Dargaud édite également une intégrale Harry Mickson & Co, qui regroupe l'ensemble des aventures de ce détective parodique née dans les années 1970 dans les bureaux des éditions Futuropolis.

"Harry Mickson, c’était la mascotte des éditions Futuropolis, qui étaient au départ une librairie de bande dessinée. C’est lorsque j’y travaillais que j’ai commencé à croquer ce petit personnage. Tous les jours, je le dessinais sur l’éphéméride. C’est mon premier personnage. Et il y a son chien, le fidèle Ratier. J’ai eu le même, que j’ai trouvé en solde sur les quais, à Paris. Elle était toute blanche, avec une tache sur l’œil. Ça m’a rappelé les films de Charlie Chaplin. Je l’ai eu pendant onze ans. Harry Mickson lit ici Popeye, que nous avons publié dans la collection Copyright, dont je me suis occupée personnellement.

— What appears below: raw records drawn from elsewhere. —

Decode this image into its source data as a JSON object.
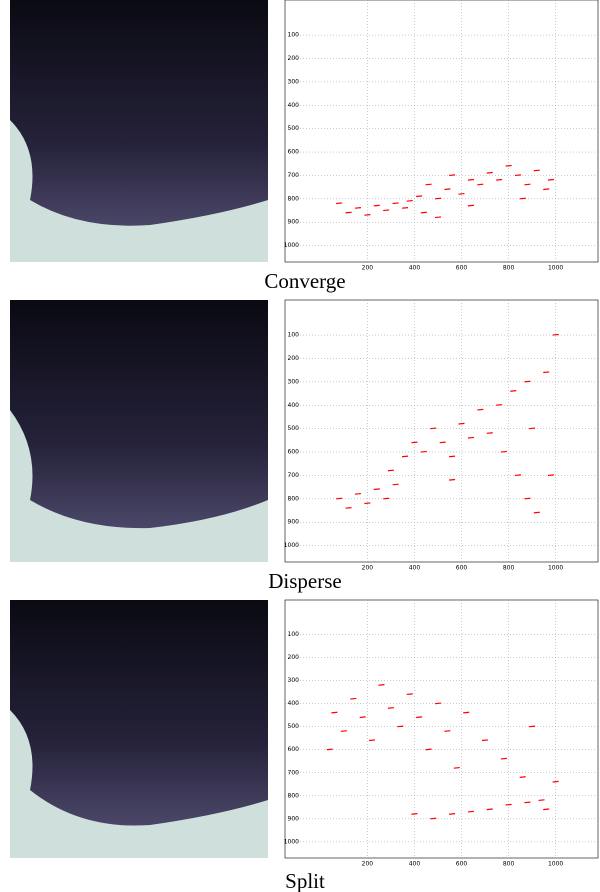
{
  "chart_data": [
    {
      "type": "scatter",
      "title": "Converge",
      "color": "#ff0000",
      "grid": true,
      "xlim": [
        -150,
        1180
      ],
      "ylim": [
        1070,
        -50
      ],
      "xticks": [
        200,
        400,
        600,
        800,
        1000
      ],
      "yticks": [
        100,
        200,
        300,
        400,
        500,
        600,
        700,
        800,
        900,
        1000
      ],
      "x": [
        80,
        120,
        160,
        200,
        240,
        280,
        320,
        360,
        380,
        420,
        440,
        460,
        500,
        540,
        560,
        600,
        640,
        680,
        720,
        760,
        800,
        840,
        880,
        920,
        960,
        980,
        500,
        640,
        860
      ],
      "y": [
        820,
        860,
        840,
        870,
        830,
        850,
        820,
        840,
        810,
        790,
        860,
        740,
        800,
        760,
        700,
        780,
        720,
        740,
        690,
        720,
        660,
        700,
        740,
        680,
        760,
        720,
        880,
        830,
        800
      ]
    },
    {
      "type": "scatter",
      "title": "Disperse",
      "color": "#ff0000",
      "grid": true,
      "xlim": [
        -150,
        1180
      ],
      "ylim": [
        1070,
        -50
      ],
      "xticks": [
        200,
        400,
        600,
        800,
        1000
      ],
      "yticks": [
        100,
        200,
        300,
        400,
        500,
        600,
        700,
        800,
        900,
        1000
      ],
      "x": [
        80,
        120,
        160,
        200,
        240,
        280,
        320,
        300,
        360,
        400,
        440,
        480,
        520,
        560,
        600,
        640,
        680,
        720,
        760,
        780,
        820,
        840,
        880,
        900,
        920,
        960,
        980,
        1000,
        880,
        560
      ],
      "y": [
        800,
        840,
        780,
        820,
        760,
        800,
        740,
        680,
        620,
        560,
        600,
        500,
        560,
        620,
        480,
        540,
        420,
        520,
        400,
        600,
        340,
        700,
        800,
        500,
        860,
        260,
        700,
        100,
        300,
        720
      ]
    },
    {
      "type": "scatter",
      "title": "Split",
      "color": "#ff0000",
      "grid": true,
      "xlim": [
        -150,
        1180
      ],
      "ylim": [
        1070,
        -50
      ],
      "xticks": [
        200,
        400,
        600,
        800,
        1000
      ],
      "yticks": [
        100,
        200,
        300,
        400,
        500,
        600,
        700,
        800,
        900,
        1000
      ],
      "x": [
        40,
        60,
        100,
        140,
        180,
        220,
        260,
        300,
        340,
        380,
        420,
        460,
        500,
        540,
        580,
        620,
        700,
        780,
        860,
        900,
        1000,
        400,
        480,
        560,
        640,
        720,
        800,
        880,
        940,
        960
      ],
      "y": [
        600,
        440,
        520,
        380,
        460,
        560,
        320,
        420,
        500,
        360,
        460,
        600,
        400,
        520,
        680,
        440,
        560,
        640,
        720,
        500,
        740,
        880,
        900,
        880,
        870,
        860,
        840,
        830,
        820,
        860
      ]
    }
  ]
}
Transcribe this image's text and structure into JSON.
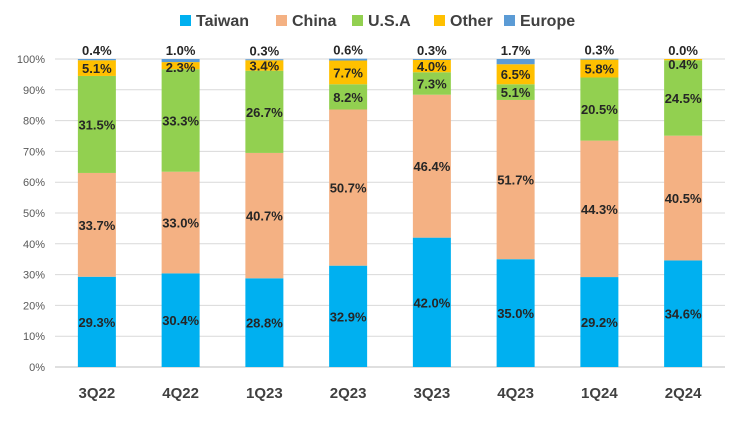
{
  "chart_data": {
    "type": "bar",
    "stacked": true,
    "title": "",
    "xlabel": "",
    "ylabel": "",
    "ylim": [
      0,
      100
    ],
    "y_ticks": [
      "0%",
      "10%",
      "20%",
      "30%",
      "40%",
      "50%",
      "60%",
      "70%",
      "80%",
      "90%",
      "100%"
    ],
    "categories": [
      "3Q22",
      "4Q22",
      "1Q23",
      "2Q23",
      "3Q23",
      "4Q23",
      "1Q24",
      "2Q24"
    ],
    "legend_position": "top",
    "series": [
      {
        "name": "Taiwan",
        "color": "#00B0F0",
        "values": [
          29.3,
          30.4,
          28.8,
          32.9,
          42.0,
          35.0,
          29.2,
          34.6
        ],
        "labels": [
          "29.3%",
          "30.4%",
          "28.8%",
          "32.9%",
          "42.0%",
          "35.0%",
          "29.2%",
          "34.6%"
        ]
      },
      {
        "name": "China",
        "color": "#F4B183",
        "values": [
          33.7,
          33.0,
          40.7,
          50.7,
          46.4,
          51.7,
          44.3,
          40.5
        ],
        "labels": [
          "33.7%",
          "33.0%",
          "40.7%",
          "50.7%",
          "46.4%",
          "51.7%",
          "44.3%",
          "40.5%"
        ]
      },
      {
        "name": "U.S.A",
        "color": "#92D050",
        "values": [
          31.5,
          33.3,
          26.7,
          8.2,
          7.3,
          5.1,
          20.5,
          24.5
        ],
        "labels": [
          "31.5%",
          "33.3%",
          "26.7%",
          "8.2%",
          "7.3%",
          "5.1%",
          "20.5%",
          "24.5%"
        ]
      },
      {
        "name": "Other",
        "color": "#FFC000",
        "values": [
          5.1,
          2.3,
          3.4,
          7.7,
          4.0,
          6.5,
          5.8,
          0.4
        ],
        "labels": [
          "5.1%",
          "2.3%",
          "3.4%",
          "7.7%",
          "4.0%",
          "6.5%",
          "5.8%",
          "0.4%"
        ]
      },
      {
        "name": "Europe",
        "color": "#5B9BD5",
        "values": [
          0.4,
          1.0,
          0.3,
          0.6,
          0.3,
          1.7,
          0.3,
          0.0
        ],
        "labels": [
          "0.4%",
          "1.0%",
          "0.3%",
          "0.6%",
          "0.3%",
          "1.7%",
          "0.3%",
          "0.0%"
        ]
      }
    ]
  }
}
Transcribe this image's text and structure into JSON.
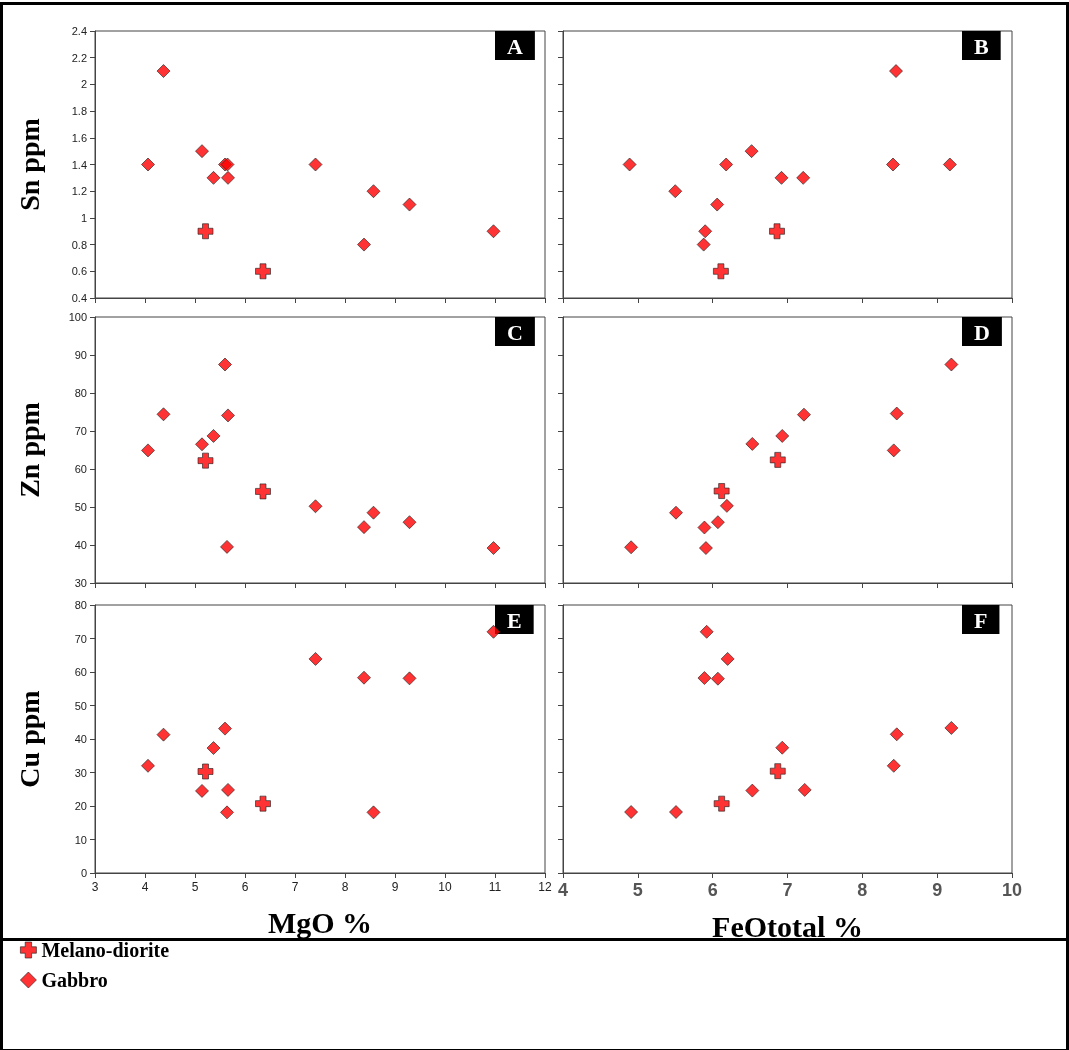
{
  "chart_data": [
    {
      "type": "scatter",
      "ylabel": "Sn ppm",
      "annotations": [
        "A"
      ],
      "xlim": [
        3,
        12
      ],
      "xticks": [
        3,
        4,
        5,
        6,
        7,
        8,
        9,
        10,
        11,
        12
      ],
      "ylim": [
        0.4,
        2.4
      ],
      "yticks": [
        0.4,
        0.6,
        0.8,
        1,
        1.2,
        1.4,
        1.6,
        1.8,
        2,
        2.2,
        2.4
      ],
      "tick_labels": "y",
      "grid": false,
      "series": [
        {
          "color": "#ff0000",
          "marker": "cross",
          "x": [
            5.21,
            6.36
          ],
          "values": [
            0.9,
            0.6
          ]
        },
        {
          "color": "#ff0000",
          "marker": "diamond",
          "x": [
            4.06,
            4.37,
            5.14,
            5.37,
            5.6,
            5.65,
            5.66,
            7.41,
            8.38,
            8.57,
            9.29,
            10.97
          ],
          "values": [
            1.4,
            2.1,
            1.5,
            1.3,
            1.4,
            1.4,
            1.3,
            1.4,
            0.8,
            1.2,
            1.1,
            0.9
          ]
        }
      ]
    },
    {
      "type": "scatter",
      "annotations": [
        "B"
      ],
      "xlim": [
        4,
        10
      ],
      "xticks": [
        4,
        5,
        6,
        7,
        8,
        9,
        10
      ],
      "ylim": [
        0.4,
        2.4
      ],
      "yticks": [
        0.4,
        0.6,
        0.8,
        1,
        1.2,
        1.4,
        1.6,
        1.8,
        2,
        2.2,
        2.4
      ],
      "tick_labels": false,
      "grid": false,
      "series": [
        {
          "color": "#ff0000",
          "marker": "cross",
          "x": [
            6.11,
            6.86
          ],
          "values": [
            0.6,
            0.9
          ]
        },
        {
          "color": "#ff0000",
          "marker": "diamond",
          "x": [
            4.89,
            5.5,
            5.88,
            5.9,
            6.06,
            6.18,
            6.52,
            6.92,
            7.21,
            8.41,
            8.45,
            9.17
          ],
          "values": [
            1.4,
            1.2,
            0.8,
            0.9,
            1.1,
            1.4,
            1.5,
            1.3,
            1.3,
            1.4,
            2.1,
            1.4
          ]
        }
      ]
    },
    {
      "type": "scatter",
      "ylabel": "Zn ppm",
      "annotations": [
        "C"
      ],
      "xlim": [
        3,
        12
      ],
      "xticks": [
        3,
        4,
        5,
        6,
        7,
        8,
        9,
        10,
        11,
        12
      ],
      "ylim": [
        30,
        100
      ],
      "yticks": [
        30,
        40,
        50,
        60,
        70,
        80,
        90,
        100
      ],
      "tick_labels": "y",
      "grid": false,
      "series": [
        {
          "color": "#ff0000",
          "marker": "cross",
          "x": [
            5.21,
            6.36
          ],
          "values": [
            62.2,
            54.1
          ]
        },
        {
          "color": "#ff0000",
          "marker": "diamond",
          "x": [
            4.06,
            4.37,
            5.14,
            5.37,
            5.6,
            5.66,
            5.64,
            7.41,
            8.38,
            8.57,
            9.29,
            10.97
          ],
          "values": [
            64.9,
            74.4,
            66.5,
            68.7,
            87.5,
            74.1,
            39.5,
            50.2,
            44.7,
            48.5,
            46,
            39.2
          ]
        }
      ]
    },
    {
      "type": "scatter",
      "annotations": [
        "D"
      ],
      "xlim": [
        4,
        10
      ],
      "xticks": [
        4,
        5,
        6,
        7,
        8,
        9,
        10
      ],
      "ylim": [
        30,
        100
      ],
      "yticks": [
        30,
        40,
        50,
        60,
        70,
        80,
        90,
        100
      ],
      "tick_labels": false,
      "grid": false,
      "series": [
        {
          "color": "#ff0000",
          "marker": "cross",
          "x": [
            6.12,
            6.87
          ],
          "values": [
            54.2,
            62.4
          ]
        },
        {
          "color": "#ff0000",
          "marker": "diamond",
          "x": [
            4.91,
            5.51,
            5.89,
            5.91,
            6.07,
            6.19,
            6.53,
            6.93,
            7.22,
            8.42,
            8.46,
            9.19
          ],
          "values": [
            39.4,
            48.5,
            44.6,
            39.2,
            46,
            50.3,
            66.6,
            68.7,
            74.3,
            64.9,
            74.6,
            87.5
          ]
        }
      ]
    },
    {
      "type": "scatter",
      "xlabel": "MgO %",
      "ylabel": "Cu ppm",
      "annotations": [
        "E"
      ],
      "xlim": [
        3,
        12
      ],
      "xticks": [
        3,
        4,
        5,
        6,
        7,
        8,
        9,
        10,
        11,
        12
      ],
      "ylim": [
        0,
        80
      ],
      "yticks": [
        0,
        10,
        20,
        30,
        40,
        50,
        60,
        70,
        80
      ],
      "grid": false,
      "legend": "bottom left",
      "series": [
        {
          "name": "Melano-diorite",
          "color": "#ff0000",
          "marker": "cross",
          "x": [
            5.21,
            6.36
          ],
          "values": [
            30.3,
            20.7
          ]
        },
        {
          "name": "Gabbro",
          "color": "#ff0000",
          "marker": "diamond",
          "x": [
            4.06,
            4.37,
            5.14,
            5.37,
            5.6,
            5.66,
            5.64,
            7.41,
            8.38,
            8.57,
            9.29,
            10.97
          ],
          "values": [
            32,
            41.3,
            24.5,
            37.3,
            43.1,
            24.8,
            18.1,
            63.9,
            58.3,
            18.1,
            58.1,
            72
          ]
        }
      ]
    },
    {
      "type": "scatter",
      "xlabel": "FeOtotal %",
      "annotations": [
        "F"
      ],
      "xlim": [
        4,
        10
      ],
      "xticks": [
        4,
        5,
        6,
        7,
        8,
        9,
        10
      ],
      "ylim": [
        0,
        80
      ],
      "yticks": [
        0,
        10,
        20,
        30,
        40,
        50,
        60,
        70,
        80
      ],
      "tick_labels": "x",
      "grid": false,
      "series": [
        {
          "color": "#ff0000",
          "marker": "cross",
          "x": [
            6.12,
            6.87
          ],
          "values": [
            20.7,
            30.4
          ]
        },
        {
          "color": "#ff0000",
          "marker": "diamond",
          "x": [
            4.91,
            5.51,
            5.89,
            5.92,
            6.07,
            6.2,
            6.53,
            6.93,
            7.23,
            8.42,
            8.46,
            9.19
          ],
          "values": [
            18.2,
            18.2,
            58.2,
            72,
            58,
            63.9,
            24.6,
            37.4,
            24.8,
            32,
            41.4,
            43.3
          ]
        }
      ]
    }
  ]
}
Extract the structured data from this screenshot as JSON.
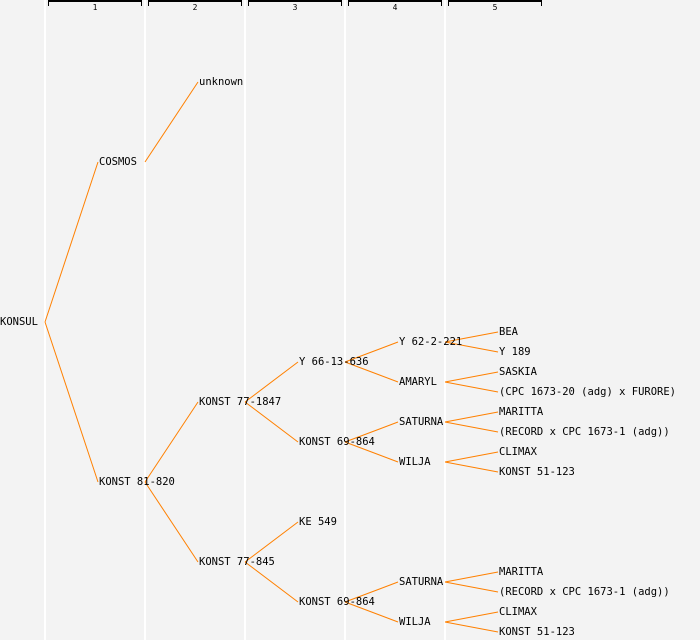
{
  "generation_headers": [
    "1",
    "2",
    "3",
    "4",
    "5"
  ],
  "colors": {
    "line": "#ff8000",
    "background": "#f3f3f3",
    "separator": "#ffffff"
  },
  "pedigree": {
    "name": "KONSUL",
    "parents": [
      {
        "name": "COSMOS",
        "parents": [
          {
            "name": "unknown"
          }
        ]
      },
      {
        "name": "KONST 81-820",
        "parents": [
          {
            "name": "KONST 77-1847",
            "parents": [
              {
                "name": "Y 66-13-636",
                "parents": [
                  {
                    "name": "Y 62-2-221",
                    "parents": [
                      {
                        "name": "BEA"
                      },
                      {
                        "name": "Y 189"
                      }
                    ]
                  },
                  {
                    "name": "AMARYL",
                    "parents": [
                      {
                        "name": "SASKIA"
                      },
                      {
                        "name": "(CPC 1673-20 (adg) x FURORE)"
                      }
                    ]
                  }
                ]
              },
              {
                "name": "KONST 69-864",
                "parents": [
                  {
                    "name": "SATURNA",
                    "parents": [
                      {
                        "name": "MARITTA"
                      },
                      {
                        "name": "(RECORD x CPC 1673-1 (adg))"
                      }
                    ]
                  },
                  {
                    "name": "WILJA",
                    "parents": [
                      {
                        "name": "CLIMAX"
                      },
                      {
                        "name": "KONST 51-123"
                      }
                    ]
                  }
                ]
              }
            ]
          },
          {
            "name": "KONST 77-845",
            "parents": [
              {
                "name": "KE 549"
              },
              {
                "name": "KONST 69-864",
                "parents": [
                  {
                    "name": "SATURNA",
                    "parents": [
                      {
                        "name": "MARITTA"
                      },
                      {
                        "name": "(RECORD x CPC 1673-1 (adg))"
                      }
                    ]
                  },
                  {
                    "name": "WILJA",
                    "parents": [
                      {
                        "name": "CLIMAX"
                      },
                      {
                        "name": "KONST 51-123"
                      }
                    ]
                  }
                ]
              }
            ]
          }
        ]
      }
    ]
  }
}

C’était les grands classiques américains, l’école de la bande dessinée. Il faut lire tout ça si vous avez envie de faire de la bande dessinée: Terry et les Pirates, Popeye, Mandrake, Charlie Chan, La Famille Illico, Polly and her pals… C’était une belle collection. Des grands classiques et des trucs pointus que l’on connaît peu en France. On a aussi publié des 30/40, des livres dans un format extrêmement grand pour être au plus près des originaux de l’auteur et montrer la beauté du trait. Le premier qu’on a fait, c’était Calvo. Puis on a fait Tardi, avec La Véritable histoire du soldat inconnu. On en a publié une quinzaine en tout. C’était passionnant. On bossait directement avec l’auteur. On était un peu des pionniers en lançant la notion d’auteur en bande dessinée: appeler un livre "Tardi" ou "Calvo" ou "Swarte", cela ne se faisait pas à l’époque. On achetait un album de Tintin, des séries. Mais un album de Tardi, jamais de la vie."
Fille des oiseaux, 60 p, Dargaud, 13,99 euros - en librairie depuis le 9 septembre.
Harry Mickson & Co, 216 p, Dargaud, 24,95€ - en librairie le 7 octobre.
Les planches originales de Filles des Oiseaux sont exposées du 16 septembre au 15 octobre à la Galerie Martel, 17 rue Martel (75010, Paris).